Flora Tasmaniae
- Author: Joseph Dalton Hooker
- Illustrator: Walter Hood Fitch
- Language: English
- Series: Monthly parts
- Subject: Botany
- Publisher: Reeve Brothers
- Publication date: 1853 – 1859
- Publication place: England

= Flora Tasmaniae =

Book by Joseph Dalton Hooker

The Flora Tasmaniae is a description of the plants discovered in Tasmania during the Ross expedition written by Joseph Dalton Hooker and published by Reeve Brothers in London between 1855 and 1860. Hooker sailed on HMS Erebus as assistant surgeon. Written in two volumes, it was the last in a series of four Floras in the Flora Antarctica, the others being the Botany of Lord Auckland's Group and Campbell's Island (1843–1845), the Botany of Fuegia, the Falklands, Kerguelen's Land, Etc. (1845–47), and the Flora Novae-Zelandiae (1851–1853). They were "splendidly" illustrated by Walter Hood Fitch.

The larger part of the plant specimens collected during the Ross expedition are now part of the Kew Herbarium.

Although Hooker professed not to have changed his views on Darwin's theory of evolution by natural selection, the book contains an introductory essay on biogeography written from a Darwinian point of view, making the book the first case study for the theory.

== Context ==

The British government fitted out an expedition led by James Clark Ross to investigate magnetism and marine geography in high southern latitudes, which sailed with two ships, HMS Terror and HMS Erebus on 29 September 1839 from Chatham.

The ships arrived, after several stops, at the Cape of Good Hope on 4 April 1840. On 21 April the giant kelp Macrocystis pyrifera was found off Marion Island, but no landfall could be made there or on the Crozet Islands due to the harsh winds. On 12 May the ships anchored at Christmas Harbour for two and a half months, during which all the plant species previously encountered by James Cook on the Kerguelen Islands were collected. On 16 August they reached the River Derwent, collecting plants in Tasmania until 12 November. A week later the flotilla stopped at Lord Auckland's Islands and Campbell's Island for the spring months.

Large floating forests of Macrocystis and Durvillaea were found until the ships ran into icebergs at latitude 61° S. Pack-ice was met at 68° S and longitude 175°. During this part of the voyage Victoria Land, Mount Erebus and Mount Terror were discovered. After returning to Tasmania for three months, the flotilla went via Sydney to the Bay of Islands, and stayed for three months in New Zealand.

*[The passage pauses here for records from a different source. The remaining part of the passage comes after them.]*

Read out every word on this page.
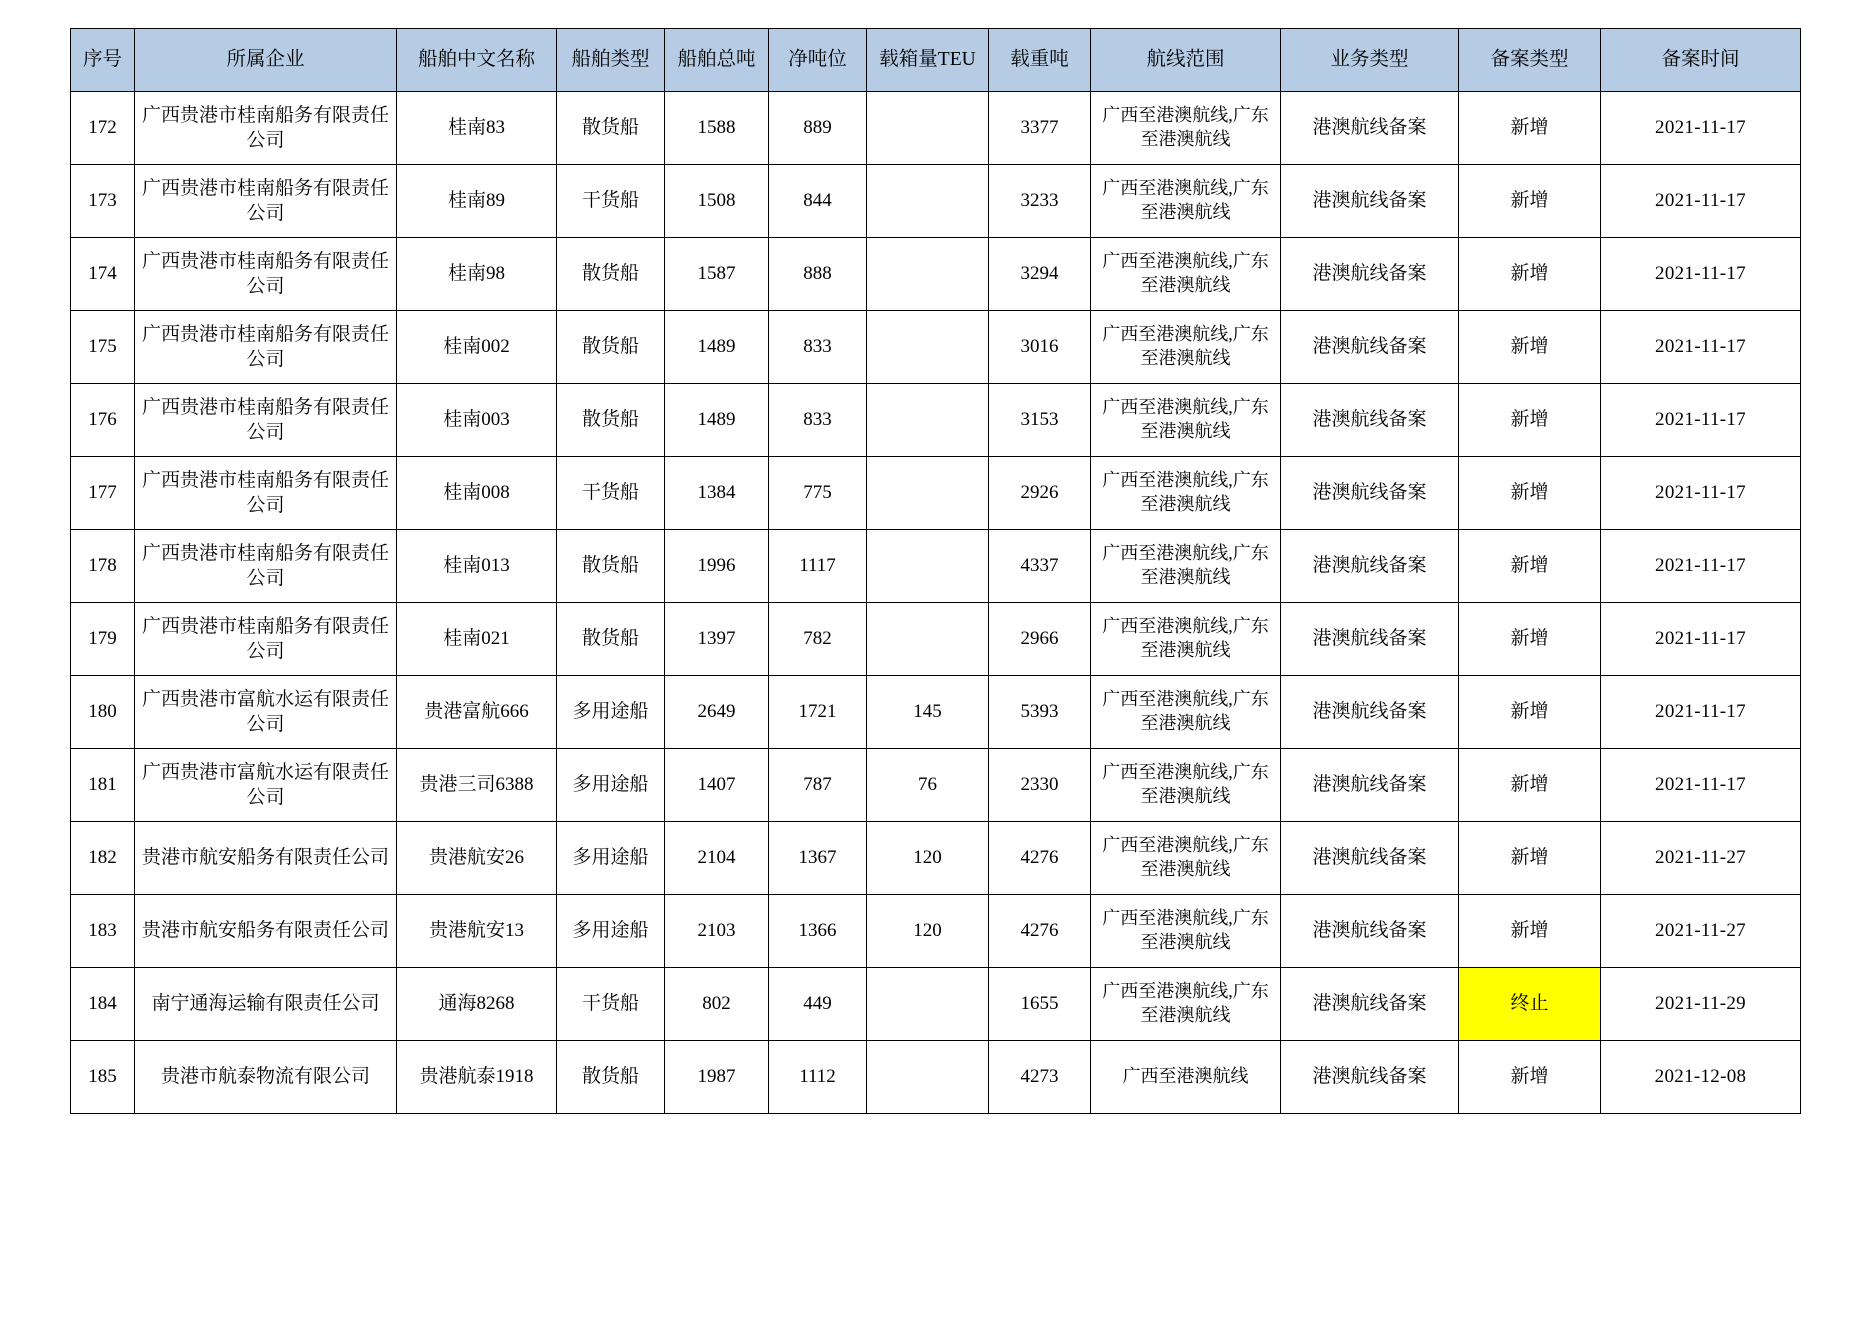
序号	所属企业	船舶中文名称	船舶类型	船舶总吨	净吨位	载箱量TEU	载重吨	航线范围	业务类型	备案类型	备案时间
172	广西贵港市桂南船务有限责任公司	桂南83	散货船	1588	889		3377	广西至港澳航线,广东至港澳航线	港澳航线备案	新增	2021-11-17
173	广西贵港市桂南船务有限责任公司	桂南89	干货船	1508	844		3233	广西至港澳航线,广东至港澳航线	港澳航线备案	新增	2021-11-17
174	广西贵港市桂南船务有限责任公司	桂南98	散货船	1587	888		3294	广西至港澳航线,广东至港澳航线	港澳航线备案	新增	2021-11-17
175	广西贵港市桂南船务有限责任公司	桂南002	散货船	1489	833		3016	广西至港澳航线,广东至港澳航线	港澳航线备案	新增	2021-11-17
176	广西贵港市桂南船务有限责任公司	桂南003	散货船	1489	833		3153	广西至港澳航线,广东至港澳航线	港澳航线备案	新增	2021-11-17
177	广西贵港市桂南船务有限责任公司	桂南008	干货船	1384	775		2926	广西至港澳航线,广东至港澳航线	港澳航线备案	新增	2021-11-17
178	广西贵港市桂南船务有限责任公司	桂南013	散货船	1996	1117		4337	广西至港澳航线,广东至港澳航线	港澳航线备案	新增	2021-11-17
179	广西贵港市桂南船务有限责任公司	桂南021	散货船	1397	782		2966	广西至港澳航线,广东至港澳航线	港澳航线备案	新增	2021-11-17
180	广西贵港市富航水运有限责任公司	贵港富航666	多用途船	2649	1721	145	5393	广西至港澳航线,广东至港澳航线	港澳航线备案	新增	2021-11-17
181	广西贵港市富航水运有限责任公司	贵港三司6388	多用途船	1407	787	76	2330	广西至港澳航线,广东至港澳航线	港澳航线备案	新增	2021-11-17
182	贵港市航安船务有限责任公司	贵港航安26	多用途船	2104	1367	120	4276	广西至港澳航线,广东至港澳航线	港澳航线备案	新增	2021-11-27
183	贵港市航安船务有限责任公司	贵港航安13	多用途船	2103	1366	120	4276	广西至港澳航线,广东至港澳航线	港澳航线备案	新增	2021-11-27
184	南宁通海运输有限责任公司	通海8268	干货船	802	449		1655	广西至港澳航线,广东至港澳航线	港澳航线备案	终止	2021-11-29
185	贵港市航泰物流有限公司	贵港航泰1918	散货船	1987	1112		4273	广西至港澳航线	港澳航线备案	新增	2021-12-08
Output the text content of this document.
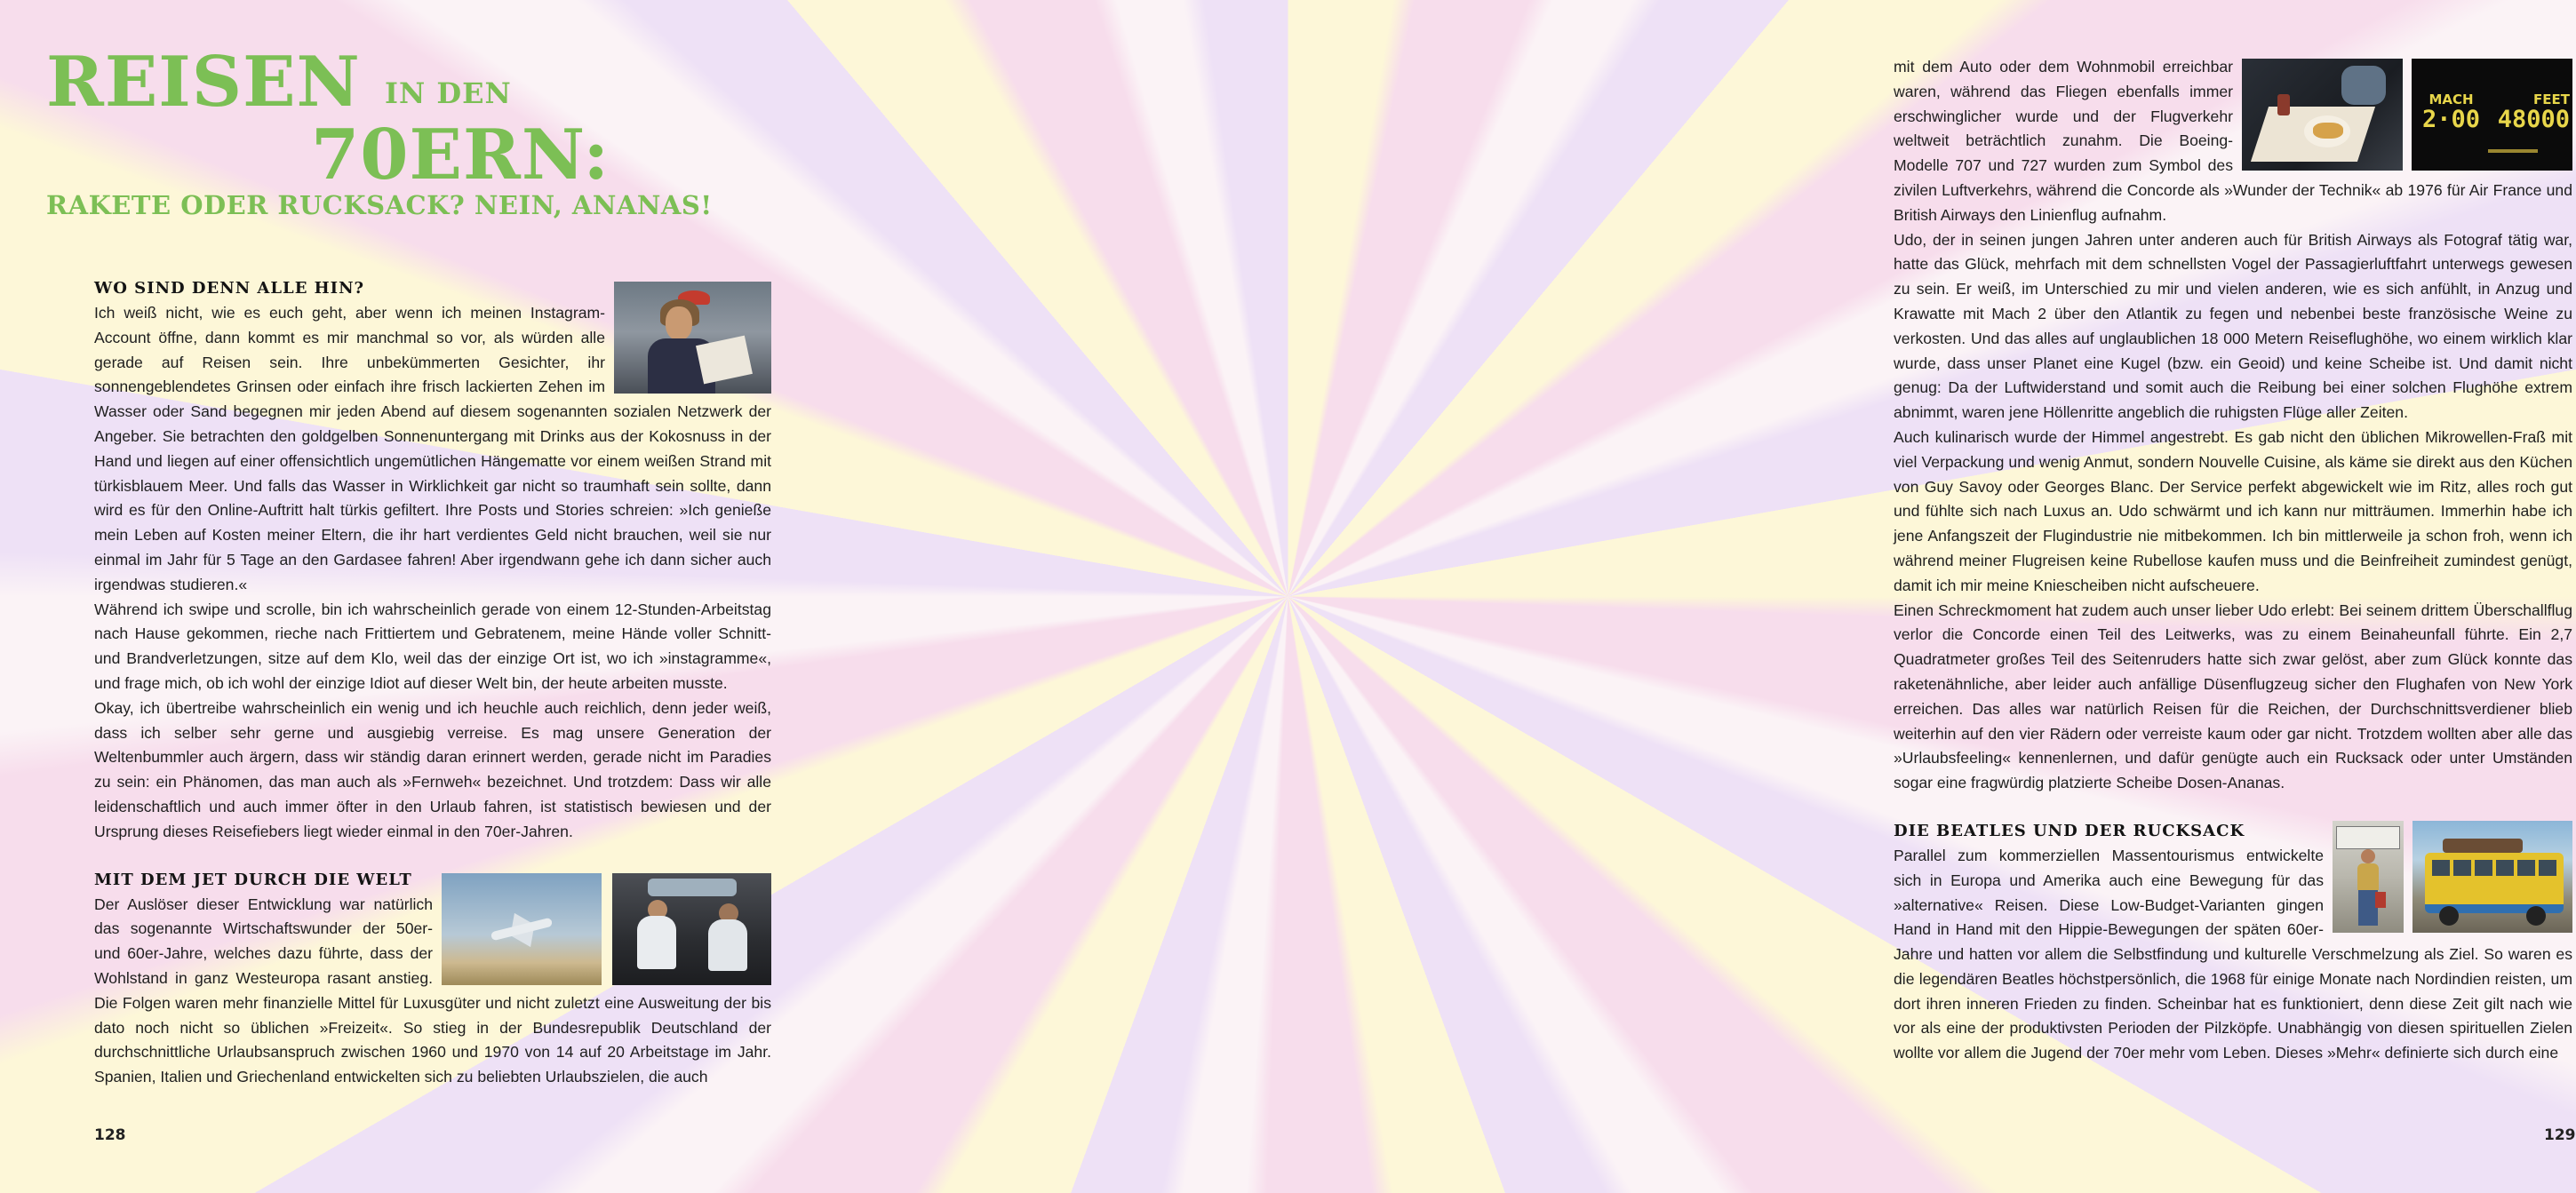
REISEN IN DEN
70ERN:
RAKETE ODER RUCKSACK? NEIN, ANANAS!
WO SIND DENN ALLE HIN?

Ich weiß nicht, wie es euch geht, aber wenn ich meinen Instagram-Account öffne, dann kommt es mir manchmal so vor, als würden alle gerade auf Reisen sein. Ihre unbekümmerten Gesichter, ihr sonnengeblendetes Grinsen oder einfach ihre frisch lackierten Zehen im Wasser oder Sand begegnen mir jeden Abend auf diesem sogenannten sozialen Netzwerk der Angeber. Sie betrachten den goldgelben Sonnenuntergang mit Drinks aus der Kokosnuss in der Hand und liegen auf einer offensichtlich ungemütlichen Hängematte vor einem weißen Strand mit türkisblauem Meer. Und falls das Wasser in Wirklichkeit gar nicht so traumhaft sein sollte, dann wird es für den Online-Auftritt halt türkis gefiltert. Ihre Posts und Stories schreien: »Ich genieße mein Leben auf Kosten meiner Eltern, die ihr hart verdientes Geld nicht brauchen, weil sie nur einmal im Jahr für 5 Tage an den Gardasee fahren! Aber irgendwann gehe ich dann sicher auch irgendwas studieren.«

Während ich swipe und scrolle, bin ich wahrscheinlich gerade von einem 12-Stunden-Arbeitstag nach Hause gekommen, rieche nach Frittiertem und Gebratenem, meine Hände voller Schnitt- und Brandverletzungen, sitze auf dem Klo, weil das der einzige Ort ist, wo ich »instagramme«, und frage mich, ob ich wohl der einzige Idiot auf dieser Welt bin, der heute arbeiten musste.

Okay, ich übertreibe wahrscheinlich ein wenig und ich heuchle auch reichlich, denn jeder weiß, dass ich selber sehr gerne und ausgiebig verreise. Es mag unsere Generation der Weltenbummler auch ärgern, dass wir ständig daran erinnert werden, gerade nicht im Paradies zu sein: ein Phänomen, das man auch als »Fernweh« bezeichnet. Und trotzdem: Dass wir alle leidenschaftlich und auch immer öfter in den Urlaub fahren, ist statistisch bewiesen und der Ursprung dieses Reisefiebers liegt wieder einmal in den 70er-Jahren.

MIT DEM JET DURCH DIE WELT

Der Auslöser dieser Entwicklung war natürlich das sogenannte Wirtschaftswunder der 50er- und 60er-Jahre, welches dazu führte, dass der Wohlstand in ganz Westeuropa rasant anstieg. Die Folgen waren mehr finanzielle Mittel für Luxusgüter und nicht zuletzt eine Ausweitung der bis dato noch nicht so üblichen »Freizeit«. So stieg in der Bundesrepublik Deutschland der durchschnittliche Urlaubsanspruch zwischen 1960 und 1970 von 14 auf 20 Arbeitstage im Jahr. Spanien, Italien und Griechenland entwickelten sich zu beliebten Urlaubszielen, die auch

128
MACH
2·00
FEET
48000

mit dem Auto oder dem Wohnmobil erreichbar waren, während das Fliegen ebenfalls immer erschwinglicher wurde und der Flugverkehr weltweit beträchtlich zunahm. Die Boeing-Modelle 707 und 727 wurden zum Symbol des zivilen Luftverkehrs, während die Concorde als »Wunder der Technik« ab 1976 für Air France und British Airways den Linienflug aufnahm.

Udo, der in seinen jungen Jahren unter anderen auch für British Airways als Fotograf tätig war, hatte das Glück, mehrfach mit dem schnellsten Vogel der Passagierluftfahrt unterwegs gewesen zu sein. Er weiß, im Unterschied zu mir und vielen anderen, wie es sich anfühlt, in Anzug und Krawatte mit Mach 2 über den Atlantik zu fegen und nebenbei beste französische Weine zu verkosten. Und das alles auf unglaublichen 18 000 Metern Reiseflughöhe, wo einem wirklich klar wurde, dass unser Planet eine Kugel (bzw. ein Geoid) und keine Scheibe ist. Und damit nicht genug: Da der Luftwiderstand und somit auch die Reibung bei einer solchen Flughöhe extrem abnimmt, waren jene Höllenritte angeblich die ruhigsten Flüge aller Zeiten.

Auch kulinarisch wurde der Himmel angestrebt. Es gab nicht den üblichen Mikrowellen-Fraß mit viel Verpackung und wenig Anmut, sondern Nouvelle Cuisine, als käme sie direkt aus den Küchen von Guy Savoy oder Georges Blanc. Der Service perfekt abgewickelt wie im Ritz, alles roch gut und fühlte sich nach Luxus an. Udo schwärmt und ich kann nur mitträumen. Immerhin habe ich jene Anfangszeit der Flugindustrie nie mitbekommen. Ich bin mittlerweile ja schon froh, wenn ich während meiner Flugreisen keine Rubellose kaufen muss und die Beinfreiheit zumindest genügt, damit ich mir meine Kniescheiben nicht aufscheuere.

Einen Schreckmoment hat zudem auch unser lieber Udo erlebt: Bei seinem drittem Überschallflug verlor die Concorde einen Teil des Leitwerks, was zu einem Beinaheunfall führte. Ein 2,7 Quadratmeter großes Teil des Seitenruders hatte sich zwar gelöst, aber zum Glück konnte das raketenähnliche, aber leider auch anfällige Düsenflugzeug sicher den Flughafen von New York erreichen. Das alles war natürlich Reisen für die Reichen, der Durchschnittsverdiener blieb weiterhin auf den vier Rädern oder verreiste kaum oder gar nicht. Trotzdem wollten aber alle das »Urlaubsfeeling« kennenlernen, und dafür genügte auch ein Rucksack oder unter Umständen sogar eine fragwürdig platzierte Scheibe Dosen-Ananas.

DIE BEATLES UND DER RUCKSACK

Parallel zum kommerziellen Massentourismus entwickelte sich in Europa und Amerika auch eine Bewegung für das »alternative« Reisen. Diese Low-Budget-Varianten gingen Hand in Hand mit den Hippie-Bewegungen der späten 60er-Jahre und hatten vor allem die Selbstfindung und kulturelle Verschmelzung als Ziel. So waren es die legendären Beatles höchstpersönlich, die 1968 für einige Monate nach Nordindien reisten, um dort ihren inneren Frieden zu finden. Scheinbar hat es funktioniert, denn diese Zeit gilt nach wie vor als eine der produktivsten Perioden der Pilzköpfe. Unabhängig von diesen spirituellen Zielen wollte vor allem die Jugend der 70er mehr vom Leben. Dieses »Mehr« definierte sich durch eine

129
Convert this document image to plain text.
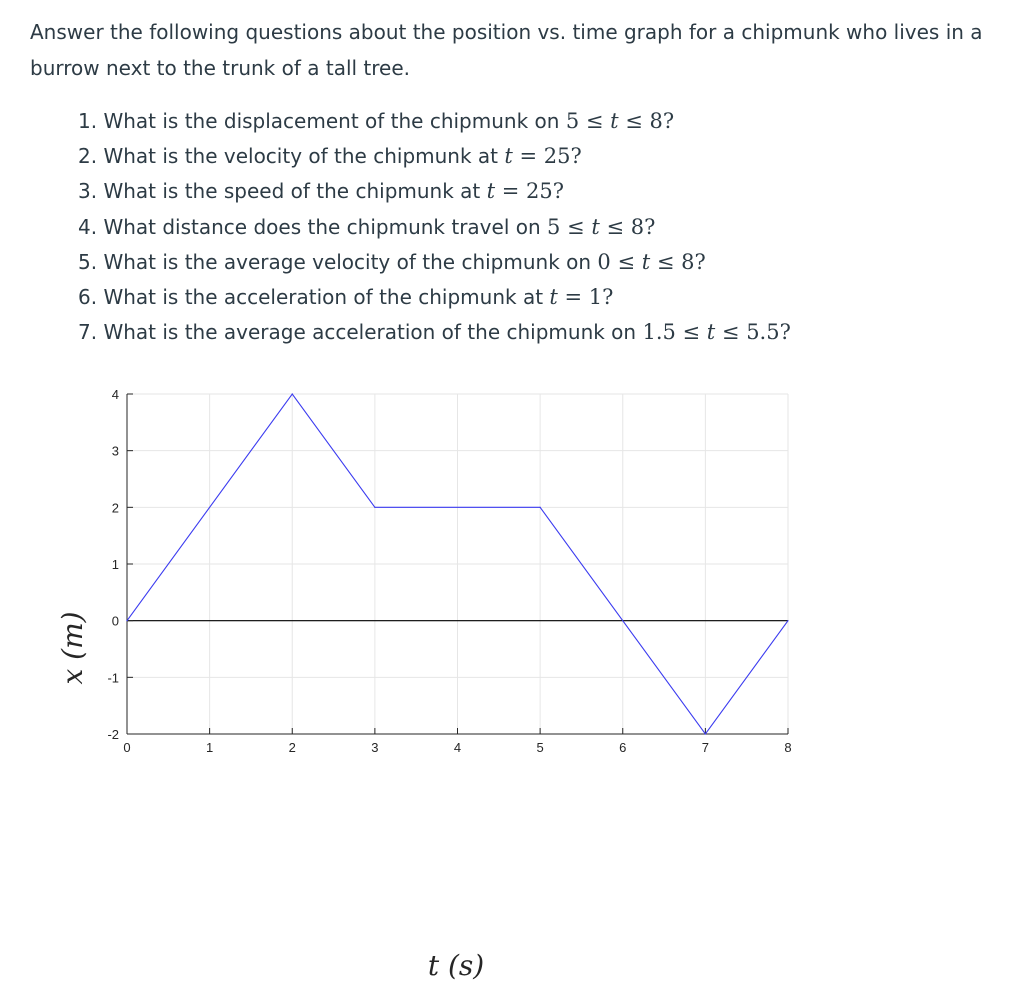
Answer the following questions about the position vs. time graph for a chipmunk who lives in a burrow next to the trunk of a tall tree.

1. What is the displacement of the chipmunk on 5 ≤ t ≤ 8?
2. What is the velocity of the chipmunk at t = 25?
3. What is the speed of the chipmunk at t = 25?
4. What distance does the chipmunk travel on 5 ≤ t ≤ 8?
5. What is the average velocity of the chipmunk on 0 ≤ t ≤ 8?
6. What is the acceleration of the chipmunk at t = 1?
7. What is the average acceleration of the chipmunk on 1.5 ≤ t ≤ 5.5?
0	1	2	3	4	5	6	7	8
-2
-1
0
1
2
3
4
t (s)
x (m)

After visiting other islands, the ships returned to the Cape of Good Hope on 4 April 1843. At the end of the journey specimens of some fifteen hundred plant species had been collected and preserved.

==Book==

The 930-page Flora Tasmaniae was published between 1855 and 1860. Hooker dedicated it to the local naturalists Ronald Campbell Gunn and William Archer, noting that "This Flora of Tasmania .. owes so much to their indefatigable exertions". Although the book is sometimes stated to have been published in 1859, the dedication is dated January 1860. It made use of plants collected by the local naturalist Robert Lawrence as well as Gunn and Archer.

- Volume 1 Dicotyledones (550 pages, 758 species, 100 plates, 138 species figured)
- Volume 2 Monocotyledones and Acotyledones (422 pages, 1445 species, 100 plates, 274 species figured)

The book begins with an "Introductory Essay" on biogeography. It is followed by a "Key to the Natural Orders of Tasmanian Flowering Plants" and a more detailed key to the genera. The Flora proper begins with the first order, the Ranunculaceae.

==Impact==

Hooker's Flora Tasmaniae was "the first published case study supporting Charles Darwin’s theory of natural selection". It contained a "milestone essay on biogeography", "one of the first major public endorsements of the theory [of evolution by natural selection]". Hooker gradually changed his mind on evolution as he wrote up his findings from the Ross expedition. While he asserted that "my own views on the subjects of the variability of existing species" remain "unaltered from those which I maintained in the 'Flora of New Zealand'", the Flora Tasmaniae is written from a Darwinian perspective that effectively assumes natural selection, or as Hooker named it, the "variation" theory, to be correct.